USA TRIP PART 5 : NFC fishing time.

Par Goulven Dollé.

Lundi réveil de bonne heure, j’ai rendez-vous chez Aleks. On a plusieurs heures de voiture devant nous. Cap à l’est, on part de Seattle direction un espèce de quasi désert qui est bordé à son ouest par la fameuse Colombia River.

La veille on a fait un peu de shopping dans un Cabelas, tradition oblige, et on a acheté tout un tas de petits leurres souples, de TP, pour refaire les stocks d’Aleks.

fishing store
Voilà le genre de décoration que l’on peut trouver dans les cabelas…

On embarque dans son F150 (je me demande si à la naissance aux US la dotation de base n’inclut pas un F150) et c’est parti pour quelques heures de route. On emprunte L’interstate 90, on traverse la chaîne montagneuse qui délimite la partie verte de l’état de Washington, c’est un paysage de montagne super joli, dense, escarpé. On franchit la Columbia River, et on se retrouve alors d’un seul coup dans une pampa désertique, des kékés, de la poussière et du sable à perte de vue. C’est une journée super chaude, il fait 42 degrés, et on est clairement mieux dans le truck qu’à l’extérieur.

Mountain road



On s’arrête pour faire quelques petites courses dans un bled improbable, de quoi grignoter sur les boats et ne pas mourir de soif, traduisez des chips, du bœuf séché et quelques caisses de Coors.

beer


On a rendez-vous avec le gars Jason, chargé de communication de NFC, un ancien de chez Lamiglass, qui est là pour profiter de la journée avec nous, faire des photos, sortir le drone. Un personnage bien sympa, une espèce d’immense Droopy tatoué des pieds aux oreilles, et surtout un obsédé complet de la pêche. Là encore c’est le genre de gars qui sera toujours plus fondu que toi, pas la peine d’essayer de tester, il ne vit, ne travaille, que pour ça. La pêche, tout le temps, partout, un vrai lifestyle, rien à côté. Je parle là encore, d’un incurable complet.

American style


On fait route à deux véhicules et on rejoint le guide de pêche de la journée, Dave Perkins, un autre personnage hors norme, membre du ProStaff NFC et Edge Rods. Là on est clairement plus dans le format petit cube sur pattes, pompier, ancien d’Irak et d’Afghanistan, il s’est fracassé le dos en tombant d’un hélico. Lui c’est le genre baroudeur, toujours un truc à raconter, la blague en embuscade H24, je ne sais pas si on va faire des poissons, mais visiblement on devrait au moins rigoler.

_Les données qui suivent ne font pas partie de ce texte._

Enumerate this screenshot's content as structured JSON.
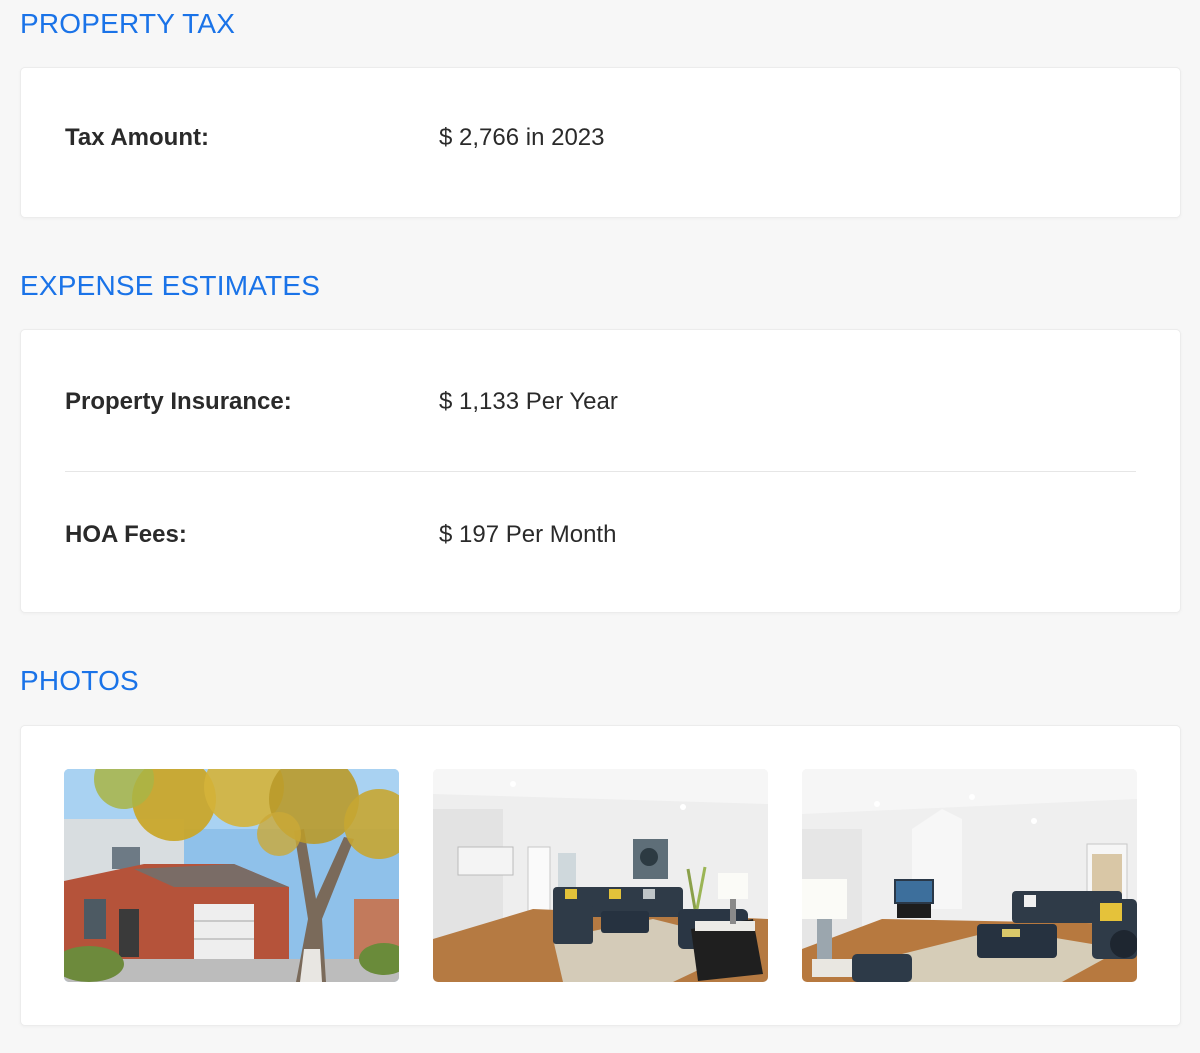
{
  "property_tax": {
    "title": "PROPERTY TAX",
    "rows": [
      {
        "label": "Tax Amount:",
        "value": "$ 2,766 in 2023"
      }
    ]
  },
  "expense_estimates": {
    "title": "EXPENSE ESTIMATES",
    "rows": [
      {
        "label": "Property Insurance:",
        "value": "$ 1,133 Per Year"
      },
      {
        "label": "HOA Fees:",
        "value": "$ 197 Per Month"
      }
    ]
  },
  "photos": {
    "title": "PHOTOS",
    "items": [
      {
        "name": "exterior-photo"
      },
      {
        "name": "living-room-photo-1"
      },
      {
        "name": "living-room-photo-2"
      }
    ]
  },
  "colors": {
    "accent": "#1a73e8",
    "background": "#f7f7f7",
    "card": "#ffffff",
    "text": "#2a2a2a"
  }
}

Il stocke tout son matos, ses Bass Boats, Pontons,  etc., dans une zone de Box où on le retrouve. Lui il a un 2500 Chevy Silverado, ce qui commence à faire une grosse bestiole. De ce que j’ai compris aux US les PickUp sont catalogués en fonction de la cylindrée, ça commence au F150 (les petits ^^), ça se finit si je me souviens bien au F550 (ou5500, ou 55 etc,) qui sont double essieu, équipés d’attache pour remorques et semi remorques, vraiment destinés à l’emport et la traction, et aussi ce que je ne savais pas, très souvent diesel. Le capot de son 2500 est plus haut que mon épaule, on n’est pas vraiment dans la citadine made in Europe.

2500 Chevy Silverado
Ça commence à devenir sérieux !

Cette fois ci on fait donc route à 3 véhicules, et à un moment donné, on quitte la route principale, et on s’engage sur des routes non carrossables. On rejoint alors d’autres gars avec d’autres pickups et d’autres bass boats, et ça commence à ressembler à une expédition. Il y a des ProStaff NFC, des potes à eux. On doit être 6 ou 7 véhicules, ça fait un nuage de poussière de l’enfer, les véhicules qui suivent sont littéralement recouverts de sable.

Pick up and bass boat
Ok, y’en a pour combien en pick up là? Et je parle pas des Bass Boats.

Je commence à douter de l’existence de ce lac, tout est aride, on croise des chevaux en semi-liberté, je ne vois pas une goutte d’eau, d’humidité, de végétation, à mon avis il n’y a ici pas plus d’eau que dans le frigo de Dave.

Fishing bass in the desert with Aleks Maslov from NFC (North FOrk Composites)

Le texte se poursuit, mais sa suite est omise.